The resulting tree will be written into a roo.lock file. This file file should be committed to your VCS (e.g. git) repository.
Once you have a lock, you don't need to create it again unless you want
to upgrade your environment for whatever reason. New developers simply can
create the environment using roo install, as we'll see in a moment.
Once the lock file is created, you can install its content with::
roo install
The command will download and compile the packages in the correct order.
Sometimes the compilation of a package may fail. There could be many reasons,
from an improperly setup R tools, to a missing library on your machine.
Compilation of the packages is outside Roo. Internally, all Roo does is
to invoke R CMD INSTALL on the package. You can get information about the
compilation process by performing::
roo install --verbose-build
This may give you some information about the reasons behind the failure. Note that Roo never downloads binary packages, so it will always need compilation from sources. The reason is that binary packages are only available for the latest version only, not for the archived ones.

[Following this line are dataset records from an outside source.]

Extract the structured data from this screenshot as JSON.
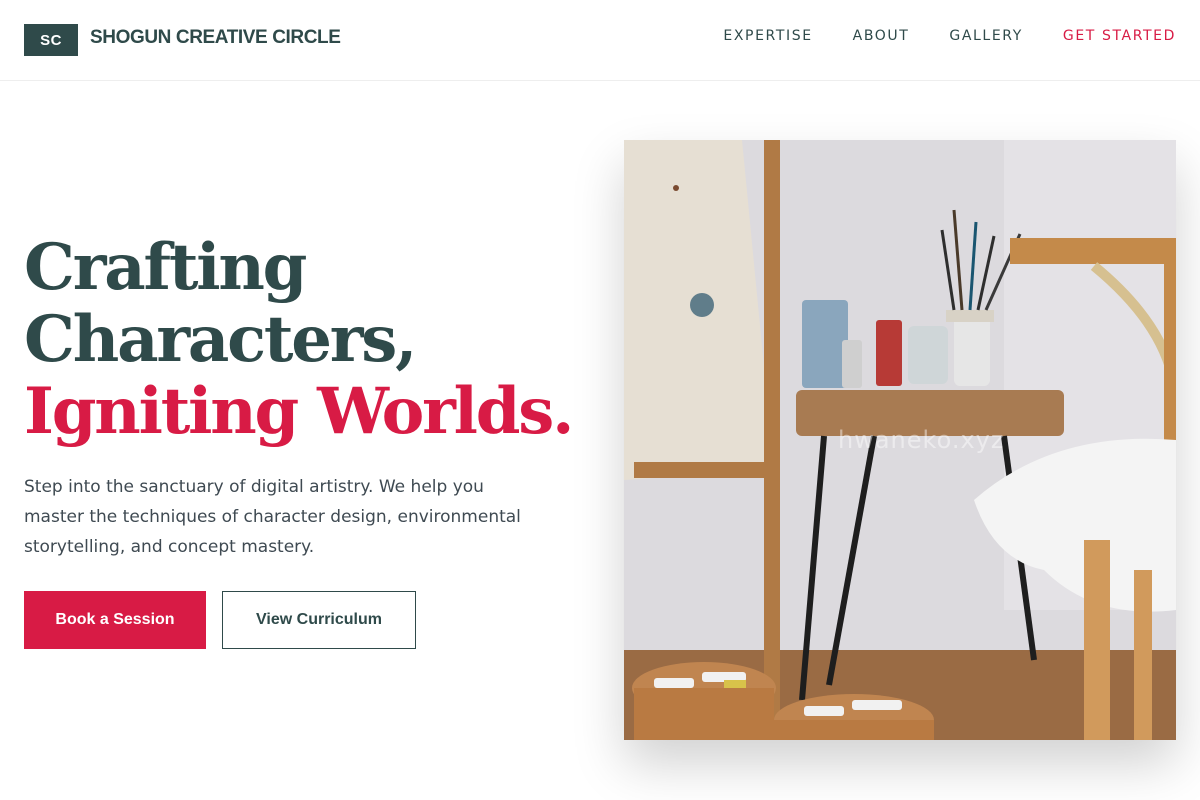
{
  "header": {
    "logo_initials": "SC",
    "brand_name": "SHOGUN CREATIVE CIRCLE",
    "nav": [
      {
        "label": "EXPERTISE"
      },
      {
        "label": "ABOUT"
      },
      {
        "label": "GALLERY"
      },
      {
        "label": "GET STARTED"
      }
    ]
  },
  "hero": {
    "headline_line1": "Crafting",
    "headline_line2": "Characters,",
    "headline_accent": "Igniting Worlds.",
    "description": "Step into the sanctuary of digital artistry. We help you master the techniques of character design, environmental storytelling, and concept mastery.",
    "primary_button": "Book a Session",
    "secondary_button": "View Curriculum",
    "image_watermark": "hwaneko.xyz"
  },
  "colors": {
    "brand_dark": "#2f4a4a",
    "accent": "#d81b45",
    "body_text": "#3f4a52"
  }
}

When you don't specify otherwise, Roo creates an environment called "default". This environment contains all the compiled packages. You can see the currently available environments by issuing::
$ roo environment list
* default (3.6.0)
Note that you must be in the directory where you ran roo install: Roo
creates a .Rprofile file in that directory that will be run by your R to
address you to the currently enabled environment. If you run R, a message
will advertise the currently enabled environment::
$ R
R version 3.6.0 (2019-04-26) -- "Planting of a Tree"
<...>
Using environment default (R version: 3.6.0, platform: x86_64-apple-darwin15.6.0)
>
You can create as many environments as you want, as long as they have different names. Each environment may contain different versions of the library. This is very useful in case you must maintain different versions of your application, each needing a different environment, or if you want to test your application with different versions of R.
Using multiple environments is an advanced topic and will be discussed later.